Maybe that can change against Cleveland.
“Momentum is always a little bit tough to predict where it’s going to go,” Molitor said. “It’ll be fun to play the Indians. As the defending American League champions it’s relatively early, but [we’re looking forward to] playing four times in three days, summertime, good weather, and hopefully some good baseball.”
Home runs aplenty
The Twins hit 11 home runs in four games against the Mariners. Gimenez hit two and Escobar connected for his seventh homer of the season Thursday.
They now have 46 homers in 34 home games, an average of 1.4 per game — up from last season when they hit 98 homers in 81 home games, an average of 1.2.
Molitor said the heat has helped.
“Last year I actually thought we saw at times where it carried pretty good,” he said. “It’s kind of hit and miss here, depending on the day. Obviously with the warm weather and the wind blowing out the last couple of days, the ball has been carrying really well. So I think the guys know if they hit it, they have a good chance.”
He said Gimenez’s two homers — which boosted the Twins’ lead from 2-0 to 5-0 in the first inning and from 5-1 to 6-1 in the third — were huge in defeating the Mariners.

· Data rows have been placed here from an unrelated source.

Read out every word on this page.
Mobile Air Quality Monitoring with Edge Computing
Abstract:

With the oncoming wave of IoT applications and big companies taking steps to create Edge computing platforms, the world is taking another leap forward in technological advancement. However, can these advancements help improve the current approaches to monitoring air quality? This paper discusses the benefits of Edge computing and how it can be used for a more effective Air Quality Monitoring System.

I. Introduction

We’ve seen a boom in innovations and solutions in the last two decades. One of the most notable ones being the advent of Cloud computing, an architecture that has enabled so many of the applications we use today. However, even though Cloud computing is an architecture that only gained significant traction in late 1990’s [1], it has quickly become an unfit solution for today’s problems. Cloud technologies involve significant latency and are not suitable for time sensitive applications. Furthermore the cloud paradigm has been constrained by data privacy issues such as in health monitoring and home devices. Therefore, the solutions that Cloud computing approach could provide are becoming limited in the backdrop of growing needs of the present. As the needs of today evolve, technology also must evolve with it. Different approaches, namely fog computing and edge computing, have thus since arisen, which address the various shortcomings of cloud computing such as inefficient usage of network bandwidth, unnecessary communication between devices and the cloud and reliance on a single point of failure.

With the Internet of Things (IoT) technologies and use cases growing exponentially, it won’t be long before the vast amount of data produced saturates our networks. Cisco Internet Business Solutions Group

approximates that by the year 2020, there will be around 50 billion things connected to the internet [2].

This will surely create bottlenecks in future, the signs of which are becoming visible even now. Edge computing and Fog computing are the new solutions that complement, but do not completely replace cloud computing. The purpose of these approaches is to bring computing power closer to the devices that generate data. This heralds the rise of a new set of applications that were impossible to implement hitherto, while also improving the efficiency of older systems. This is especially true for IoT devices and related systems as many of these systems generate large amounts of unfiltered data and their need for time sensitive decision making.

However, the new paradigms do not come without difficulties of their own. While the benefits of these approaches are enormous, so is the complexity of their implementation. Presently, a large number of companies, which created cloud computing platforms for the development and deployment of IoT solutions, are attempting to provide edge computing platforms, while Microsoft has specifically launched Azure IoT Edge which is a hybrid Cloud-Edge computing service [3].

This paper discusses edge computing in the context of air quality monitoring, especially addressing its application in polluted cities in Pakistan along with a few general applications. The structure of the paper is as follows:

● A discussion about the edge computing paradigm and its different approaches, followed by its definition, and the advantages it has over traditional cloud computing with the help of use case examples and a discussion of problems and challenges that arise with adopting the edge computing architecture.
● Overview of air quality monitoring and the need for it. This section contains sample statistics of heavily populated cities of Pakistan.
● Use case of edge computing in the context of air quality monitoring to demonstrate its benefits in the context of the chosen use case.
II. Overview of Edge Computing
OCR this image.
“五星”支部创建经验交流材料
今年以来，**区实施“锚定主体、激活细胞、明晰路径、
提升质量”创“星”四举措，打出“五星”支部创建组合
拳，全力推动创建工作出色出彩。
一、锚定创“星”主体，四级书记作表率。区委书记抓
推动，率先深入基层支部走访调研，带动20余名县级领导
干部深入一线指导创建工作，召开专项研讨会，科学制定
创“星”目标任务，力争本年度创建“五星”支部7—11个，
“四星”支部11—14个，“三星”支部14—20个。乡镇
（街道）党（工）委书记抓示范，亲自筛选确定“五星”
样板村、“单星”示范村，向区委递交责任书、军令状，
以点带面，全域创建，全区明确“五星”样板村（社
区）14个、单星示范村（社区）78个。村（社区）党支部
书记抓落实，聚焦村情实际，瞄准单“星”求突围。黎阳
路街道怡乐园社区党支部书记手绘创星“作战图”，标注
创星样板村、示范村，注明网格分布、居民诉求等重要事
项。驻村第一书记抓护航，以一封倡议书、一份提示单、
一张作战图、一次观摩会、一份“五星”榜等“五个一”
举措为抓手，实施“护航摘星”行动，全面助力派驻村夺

“It’s a big gap between two and five,” Molitor said. “Even the [second] one, I thought, was big as far as momentum. They came back and put another run on the board and for him to come back and answer with one, I thought both were very critical for how the game progressed.”
With the second-place team in the AL Central coming to town Friday, it’s clear this is a much different season compared to last year for the Twins. It’ll be interesting to see if they can start consistently winning at home to widen their division lead.
• Molitor talked about the decision to rest Joe Mauer, which rankles fans but he says is totally necessary. “Joe has been playing a lot, and we’re just trying to pick our spots with him. A day game after a night game after a long West Coast trip, a lefthander on the mound … [there were] a lot of reasons to sit him down and get him rest for the weekend.”
• The last time the Twins had an All-Star voted in by the fans was Mauer back in 2013, as a catcher. But now it looks like they’ll get another one in Miguel Sano, who is leading AL third baseman as of Thursday with 1,010,060 votes, giving him over a 300,000 vote cushion on the Indians’ Jose Ramirez in second place. … Last season through 59 games, Sano was hitting .239 with 14 homers, 36 RBI and 32 runs scored. This year he’s hitting .297 with 16 homers, 48 RBI and 41 runs scored.
• Escobar, whose batting average has jumped from .208 on June 2 to .295 after going 3-for-4 on Thursday, including his seventh homer of the season — giving him more homers than in all of 2016, when he hit six. His career high is 12, set in 2015.
• Gimenez is also getting close to a career high in homers, after hitting two Thursday to give him three for the season. Last year in Cleveland he hit four homers in 68 games, and his career high is five, set in Texas in 2015.